Que aprendamos de Dª Rita, testigo del Evangelio, a amar y servir, a buscar el bien común, a acoger a todos sin excluir a nadie, a ser de todos y para todos. Que su muerte no sea para la división y el enfrentamiento, sino para la concordia que siempre buscó; que no hagamos más víctimas ni condenemos fuera de tribunales legítimos y justos, ni sentemos a nadie en el banquillo de los medios, que deberían difundir verdad, que se realiza en el amor, y así sembrar paz, diálogo, concordia, esperanza y justicia; que nos afanemos en edificar una sociedad donde quepamos todos, que busquemos el bien de la ciudad más allá de intereses particulares, que no hagamos sufrir tan inútilmente a tantos con la mentira, juicios temerarios, odios y venganzas, o intereses que no reflejan el bien común, que apostemos de verdad, de una vez por todas y para siempre por el hombre, por la dignidad inviolable de la persona humana, singularmente de las más débiles. Esa es su gran lección, que reclama de todos respetuoso silencio, reflexión y abrirse a Dios, cuyo juicio, siempre sobre el amor y la misericordia, siempre es verdadero, justo y misericordioso.

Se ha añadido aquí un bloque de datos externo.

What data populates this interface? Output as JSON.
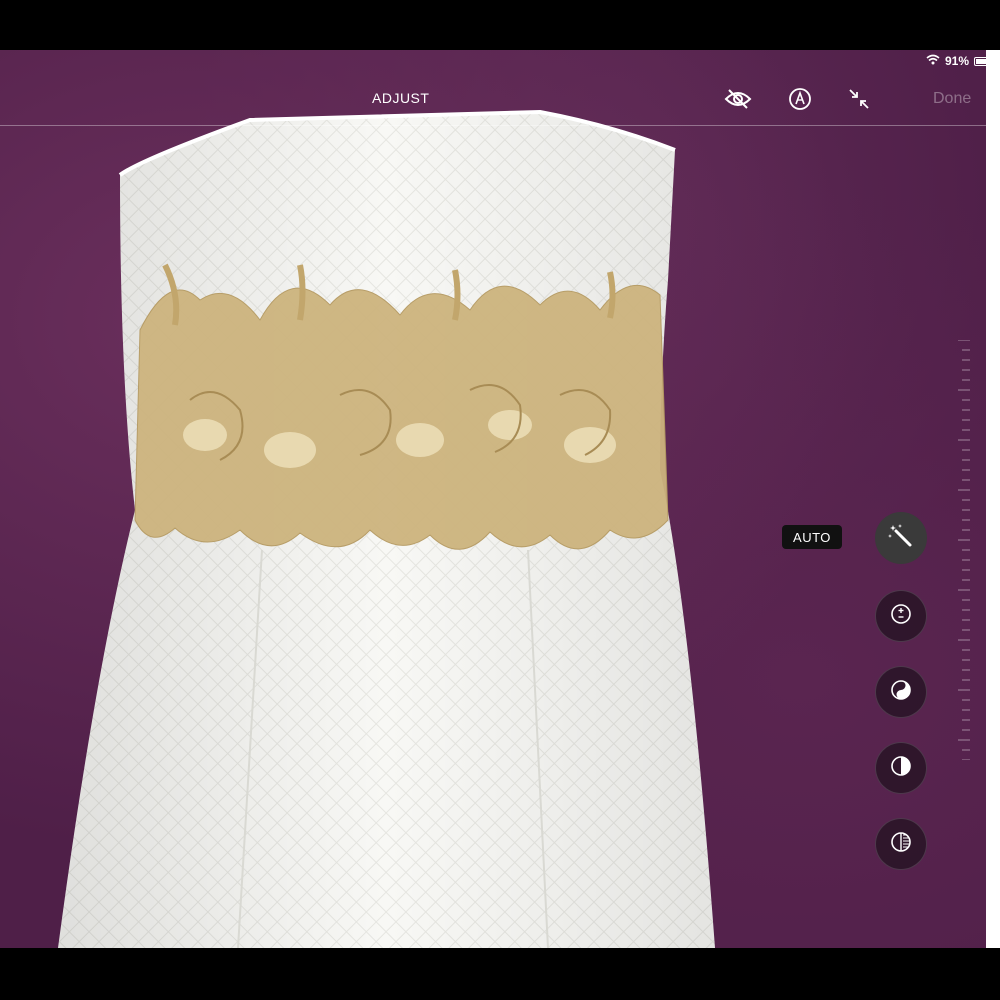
{
  "status_bar": {
    "battery_text": "91%",
    "battery_level": 0.91,
    "wifi_icon": "wifi-icon"
  },
  "toolbar": {
    "title": "ADJUST",
    "icons": [
      "eye-slash-icon",
      "markup-pen-icon",
      "collapse-arrows-icon"
    ],
    "done_label": "Done"
  },
  "side_tools": {
    "auto_label": "AUTO",
    "items": [
      "magic-wand-icon",
      "exposure-icon",
      "brilliance-icon",
      "highlights-icon",
      "shadows-icon"
    ]
  },
  "colors": {
    "background_fabric": "#4f1f48",
    "dress": "#f7f7f4",
    "lace": "#cdb47e",
    "done_disabled": "rgba(255,255,255,0.35)"
  }
}
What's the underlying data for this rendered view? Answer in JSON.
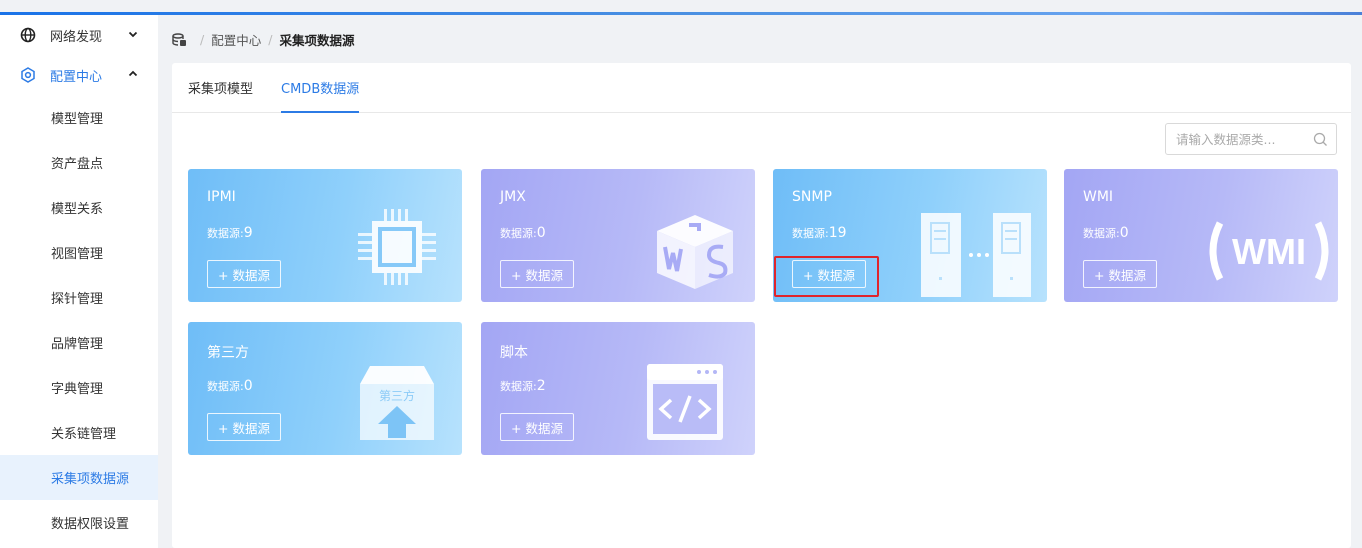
{
  "sidebar": {
    "groups": [
      {
        "label": "网络发现",
        "chevron": "⌄",
        "icon": "globe-icon"
      },
      {
        "label": "配置中心",
        "chevron": "⌃",
        "icon": "gear-icon"
      }
    ],
    "items": [
      "模型管理",
      "资产盘点",
      "模型关系",
      "视图管理",
      "探针管理",
      "品牌管理",
      "字典管理",
      "关系链管理",
      "采集项数据源",
      "数据权限设置"
    ],
    "selected_index": 8
  },
  "breadcrumb": {
    "root": "配置中心",
    "separator": "/",
    "current": "采集项数据源"
  },
  "tabs": [
    "采集项模型",
    "CMDB数据源"
  ],
  "active_tab": 1,
  "search": {
    "placeholder": "请输入数据源类..."
  },
  "cards": [
    {
      "title": "IPMI",
      "count_label": "数据源:",
      "count": "9",
      "button": "+ 数据源",
      "theme": "blue",
      "icon": "chip-icon"
    },
    {
      "title": "JMX",
      "count_label": "数据源:",
      "count": "0",
      "button": "+ 数据源",
      "theme": "purple",
      "icon": "jmx-cube-icon"
    },
    {
      "title": "SNMP",
      "count_label": "数据源:",
      "count": "19",
      "button": "+ 数据源",
      "theme": "blue",
      "icon": "servers-icon"
    },
    {
      "title": "WMI",
      "count_label": "数据源:",
      "count": "0",
      "button": "+ 数据源",
      "theme": "purple",
      "icon": "wmi-logo-icon",
      "icon_text": "WMI"
    },
    {
      "title": "第三方",
      "count_label": "数据源:",
      "count": "0",
      "button": "+ 数据源",
      "theme": "blue",
      "icon": "third-party-box-icon",
      "icon_text": "第三方"
    },
    {
      "title": "脚本",
      "count_label": "数据源:",
      "count": "2",
      "button": "+ 数据源",
      "theme": "purple",
      "icon": "code-window-icon"
    }
  ],
  "colors": {
    "accent": "#2c7be5",
    "highlight": "#e0242b",
    "selected_bg": "#e8f2fd"
  }
}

Que ella nos ayude a cambiar, como lo necesitamos urgentemente y así caminar por sendas nuevas que se abren para edificar una humanidad nueva hecha de hombres y mujeres nuevos que se conducen por la misericordia, el perdón, la apertura al otro, la verdad, la paz y la justicia.
Que Dios haya acogido junto a sí a Da Rita, que en su misericordia infinita haya tenido piedad de sus faltas, que la haya hecho pasar a su gozo, imposible de imaginar por nosotros, y que, desde el cielo, sea fortalecida con la fuerza del amor y de la ternura de Dios, para que desde allí continúe su misión, y sea, si cabe, aún más alcaldesa, servidora de Valencia, que lo fue en la tierra. Que la Santísima Virgen María, que tan en su corazón y sus labios tenía siempre, le guíe y conduzca ante su Hijo, en el que Dios Padre nos ha bendecido y bendecirá con toda suerte de bienes espirituales y celestiales.